Meu estado de
espírito influencia na minha vontade e inspiração para colocar minha alma no
papel. Quando a fossa bate a minha porta e eu, inocentemente, permito que ela
entre, minhas emoções ficam a flor da pele, "tão a flor da pele que
qualquer beijo de novela me faz chorar", então escrevo, dessa forma eu
expulso minhas "dores" pela janela.
Mas como é bela a
dor de amar ou de tanto amor doer de sangrar, não sei bem. A verdade é que o
sofrimento é um dos melhores ingredientes para uma boa receita de "texto
perfeito". Não digo que só na dor se deve escrever, ou que só uma resenha
sobre a fossa saia perfeita, digo sim, minha mais pura inspiração é no momento
que minhas lagrimas estão expostas.
O fato é, resolvi por
em pauta minha incapacidade de escrever quando nada de emocionante acontece.

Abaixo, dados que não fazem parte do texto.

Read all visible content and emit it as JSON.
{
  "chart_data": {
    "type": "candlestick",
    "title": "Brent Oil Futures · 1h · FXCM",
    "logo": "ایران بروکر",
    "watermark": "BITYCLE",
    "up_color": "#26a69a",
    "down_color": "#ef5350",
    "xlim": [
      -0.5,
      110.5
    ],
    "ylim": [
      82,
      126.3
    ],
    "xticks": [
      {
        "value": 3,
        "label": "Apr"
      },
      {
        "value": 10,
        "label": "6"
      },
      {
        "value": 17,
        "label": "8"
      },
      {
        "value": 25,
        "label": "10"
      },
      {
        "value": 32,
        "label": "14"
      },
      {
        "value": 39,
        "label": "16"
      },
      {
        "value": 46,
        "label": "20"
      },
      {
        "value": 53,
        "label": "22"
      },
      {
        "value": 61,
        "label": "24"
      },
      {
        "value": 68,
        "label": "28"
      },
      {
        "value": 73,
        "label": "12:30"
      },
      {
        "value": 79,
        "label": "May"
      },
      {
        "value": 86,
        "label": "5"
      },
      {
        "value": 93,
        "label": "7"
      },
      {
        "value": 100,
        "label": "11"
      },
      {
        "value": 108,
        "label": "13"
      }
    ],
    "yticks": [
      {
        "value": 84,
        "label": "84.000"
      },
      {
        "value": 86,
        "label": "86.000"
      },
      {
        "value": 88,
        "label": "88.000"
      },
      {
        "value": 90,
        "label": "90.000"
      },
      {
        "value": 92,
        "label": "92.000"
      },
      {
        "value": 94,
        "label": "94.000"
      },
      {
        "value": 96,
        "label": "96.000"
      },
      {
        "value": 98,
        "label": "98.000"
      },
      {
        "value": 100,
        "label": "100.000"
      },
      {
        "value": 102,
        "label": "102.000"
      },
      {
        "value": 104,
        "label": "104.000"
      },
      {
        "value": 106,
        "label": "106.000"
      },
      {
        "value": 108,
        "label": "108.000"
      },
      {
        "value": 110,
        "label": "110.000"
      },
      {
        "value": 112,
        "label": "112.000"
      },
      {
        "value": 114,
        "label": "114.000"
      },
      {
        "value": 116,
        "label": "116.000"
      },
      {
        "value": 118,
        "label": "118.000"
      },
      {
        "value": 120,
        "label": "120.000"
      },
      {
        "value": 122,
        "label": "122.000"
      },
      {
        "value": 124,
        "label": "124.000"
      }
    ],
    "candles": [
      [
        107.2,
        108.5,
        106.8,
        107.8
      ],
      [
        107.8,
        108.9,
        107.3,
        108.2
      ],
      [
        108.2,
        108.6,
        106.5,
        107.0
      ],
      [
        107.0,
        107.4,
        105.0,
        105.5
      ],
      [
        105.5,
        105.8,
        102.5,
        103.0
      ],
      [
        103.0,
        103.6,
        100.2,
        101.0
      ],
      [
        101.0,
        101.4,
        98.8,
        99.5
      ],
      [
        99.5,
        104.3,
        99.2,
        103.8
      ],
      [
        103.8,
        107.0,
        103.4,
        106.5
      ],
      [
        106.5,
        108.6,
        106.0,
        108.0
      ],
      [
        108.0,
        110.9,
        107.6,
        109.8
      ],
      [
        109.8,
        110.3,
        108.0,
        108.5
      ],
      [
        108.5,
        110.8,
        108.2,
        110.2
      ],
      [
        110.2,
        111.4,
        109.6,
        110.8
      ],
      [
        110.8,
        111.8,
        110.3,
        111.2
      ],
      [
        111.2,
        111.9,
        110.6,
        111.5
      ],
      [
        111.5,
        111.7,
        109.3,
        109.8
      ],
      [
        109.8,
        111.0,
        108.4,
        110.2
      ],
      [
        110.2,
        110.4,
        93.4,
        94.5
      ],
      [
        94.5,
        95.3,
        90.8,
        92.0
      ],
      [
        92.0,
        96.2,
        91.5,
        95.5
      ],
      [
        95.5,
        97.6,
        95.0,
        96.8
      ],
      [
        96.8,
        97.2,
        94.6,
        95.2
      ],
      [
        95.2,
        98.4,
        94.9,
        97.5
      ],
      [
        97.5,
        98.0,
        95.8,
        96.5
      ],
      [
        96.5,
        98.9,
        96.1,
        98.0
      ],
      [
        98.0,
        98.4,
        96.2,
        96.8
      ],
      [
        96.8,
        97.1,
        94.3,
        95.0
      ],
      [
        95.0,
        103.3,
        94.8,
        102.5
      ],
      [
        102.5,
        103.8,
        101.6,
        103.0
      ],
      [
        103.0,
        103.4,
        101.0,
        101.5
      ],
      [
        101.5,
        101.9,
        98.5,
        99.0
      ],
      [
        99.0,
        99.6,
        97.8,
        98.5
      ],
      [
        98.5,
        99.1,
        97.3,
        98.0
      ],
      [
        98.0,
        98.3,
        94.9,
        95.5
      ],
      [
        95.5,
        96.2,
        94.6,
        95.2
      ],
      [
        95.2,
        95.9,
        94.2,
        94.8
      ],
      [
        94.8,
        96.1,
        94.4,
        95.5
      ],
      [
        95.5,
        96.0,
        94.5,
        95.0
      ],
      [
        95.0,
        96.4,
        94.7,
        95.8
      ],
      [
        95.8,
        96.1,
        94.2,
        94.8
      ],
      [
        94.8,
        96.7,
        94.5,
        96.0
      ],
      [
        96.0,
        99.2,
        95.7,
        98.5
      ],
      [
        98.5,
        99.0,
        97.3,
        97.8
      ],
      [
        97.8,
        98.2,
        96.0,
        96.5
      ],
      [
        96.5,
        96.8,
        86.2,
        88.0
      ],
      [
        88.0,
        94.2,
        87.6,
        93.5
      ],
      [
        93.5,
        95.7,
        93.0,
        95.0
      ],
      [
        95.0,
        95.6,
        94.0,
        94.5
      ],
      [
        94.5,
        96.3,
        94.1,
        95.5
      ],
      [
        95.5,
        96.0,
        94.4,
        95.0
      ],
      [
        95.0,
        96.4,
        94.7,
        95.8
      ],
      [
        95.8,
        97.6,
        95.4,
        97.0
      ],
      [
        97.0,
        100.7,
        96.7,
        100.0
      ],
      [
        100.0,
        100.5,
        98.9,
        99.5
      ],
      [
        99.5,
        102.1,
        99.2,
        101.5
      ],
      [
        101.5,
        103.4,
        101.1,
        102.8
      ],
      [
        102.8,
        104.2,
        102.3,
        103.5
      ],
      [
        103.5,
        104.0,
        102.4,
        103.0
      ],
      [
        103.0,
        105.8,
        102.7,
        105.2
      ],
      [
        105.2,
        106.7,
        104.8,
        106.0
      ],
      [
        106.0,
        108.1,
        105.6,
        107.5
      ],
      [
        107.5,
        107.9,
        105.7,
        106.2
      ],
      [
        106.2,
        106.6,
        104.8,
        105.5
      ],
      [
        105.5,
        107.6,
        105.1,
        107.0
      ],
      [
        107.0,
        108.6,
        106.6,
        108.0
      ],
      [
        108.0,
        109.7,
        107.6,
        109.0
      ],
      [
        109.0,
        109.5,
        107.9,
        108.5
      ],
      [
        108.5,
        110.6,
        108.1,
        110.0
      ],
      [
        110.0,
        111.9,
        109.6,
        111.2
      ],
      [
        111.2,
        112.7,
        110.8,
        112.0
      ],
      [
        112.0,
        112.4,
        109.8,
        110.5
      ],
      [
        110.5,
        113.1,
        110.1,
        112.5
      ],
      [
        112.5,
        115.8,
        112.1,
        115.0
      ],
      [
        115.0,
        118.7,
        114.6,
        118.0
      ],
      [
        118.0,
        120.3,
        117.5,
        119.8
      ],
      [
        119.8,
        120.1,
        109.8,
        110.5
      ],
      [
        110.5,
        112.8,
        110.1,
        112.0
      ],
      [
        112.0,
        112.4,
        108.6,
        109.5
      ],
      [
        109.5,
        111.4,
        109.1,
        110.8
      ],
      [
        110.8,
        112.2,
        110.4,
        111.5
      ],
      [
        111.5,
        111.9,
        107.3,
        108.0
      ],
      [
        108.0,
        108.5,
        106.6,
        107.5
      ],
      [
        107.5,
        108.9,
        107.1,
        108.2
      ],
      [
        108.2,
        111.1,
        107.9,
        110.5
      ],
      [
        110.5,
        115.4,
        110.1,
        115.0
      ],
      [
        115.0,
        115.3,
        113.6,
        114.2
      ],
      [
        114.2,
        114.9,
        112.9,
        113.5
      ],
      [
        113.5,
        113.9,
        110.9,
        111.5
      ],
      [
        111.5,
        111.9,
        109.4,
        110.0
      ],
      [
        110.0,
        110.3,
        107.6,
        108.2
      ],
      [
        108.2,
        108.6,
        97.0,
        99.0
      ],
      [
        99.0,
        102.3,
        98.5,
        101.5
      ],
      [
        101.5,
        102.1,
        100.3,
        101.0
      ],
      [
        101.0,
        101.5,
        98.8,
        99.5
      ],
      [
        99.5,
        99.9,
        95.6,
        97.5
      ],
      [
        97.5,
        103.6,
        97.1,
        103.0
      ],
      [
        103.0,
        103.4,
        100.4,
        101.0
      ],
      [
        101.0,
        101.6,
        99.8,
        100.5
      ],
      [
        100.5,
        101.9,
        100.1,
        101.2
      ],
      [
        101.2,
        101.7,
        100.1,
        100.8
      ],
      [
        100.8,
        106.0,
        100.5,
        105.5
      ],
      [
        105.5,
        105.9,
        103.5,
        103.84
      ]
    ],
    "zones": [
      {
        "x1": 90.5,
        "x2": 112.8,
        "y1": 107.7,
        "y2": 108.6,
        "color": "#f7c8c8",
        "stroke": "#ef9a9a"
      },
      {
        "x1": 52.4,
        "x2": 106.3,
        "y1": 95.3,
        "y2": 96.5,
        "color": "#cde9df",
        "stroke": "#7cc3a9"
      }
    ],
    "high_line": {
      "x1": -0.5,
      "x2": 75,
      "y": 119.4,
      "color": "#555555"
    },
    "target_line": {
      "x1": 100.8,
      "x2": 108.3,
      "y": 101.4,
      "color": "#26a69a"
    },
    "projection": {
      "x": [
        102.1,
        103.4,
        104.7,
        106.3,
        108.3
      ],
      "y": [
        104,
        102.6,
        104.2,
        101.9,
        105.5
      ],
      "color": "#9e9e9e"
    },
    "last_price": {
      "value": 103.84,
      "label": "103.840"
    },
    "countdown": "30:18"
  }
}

Por isso não me considero uma escritora e sim uma pseudo escritora, uma
grandessíssima metida, com a capacidade limitada.
Preciso de
estimulo, preciso de grandes sentimentos, alegrias e tristezas, felicidade e
dor. Preciso sentir o mundo, e traduzi-lo em minhas palavras. Gosto de
acreditar que posso parar o tempo. Escrever e fotografar são as minhas formas
para fazer isso, foi o meio mais bonito que encontrei para guardar sentimentos
e momentos, acho que a lembrança pode ser traiçoeira e minha memoria é
extremamente frágil. Escrever no momento de grandes emoções me faz ter a
impressão de um dia reviver aquilo ao ler tudo que um dia escrevi, pode até ter
um certo tom sadismo, pois eu escrevo as minhas fossas, mas na verdade não é.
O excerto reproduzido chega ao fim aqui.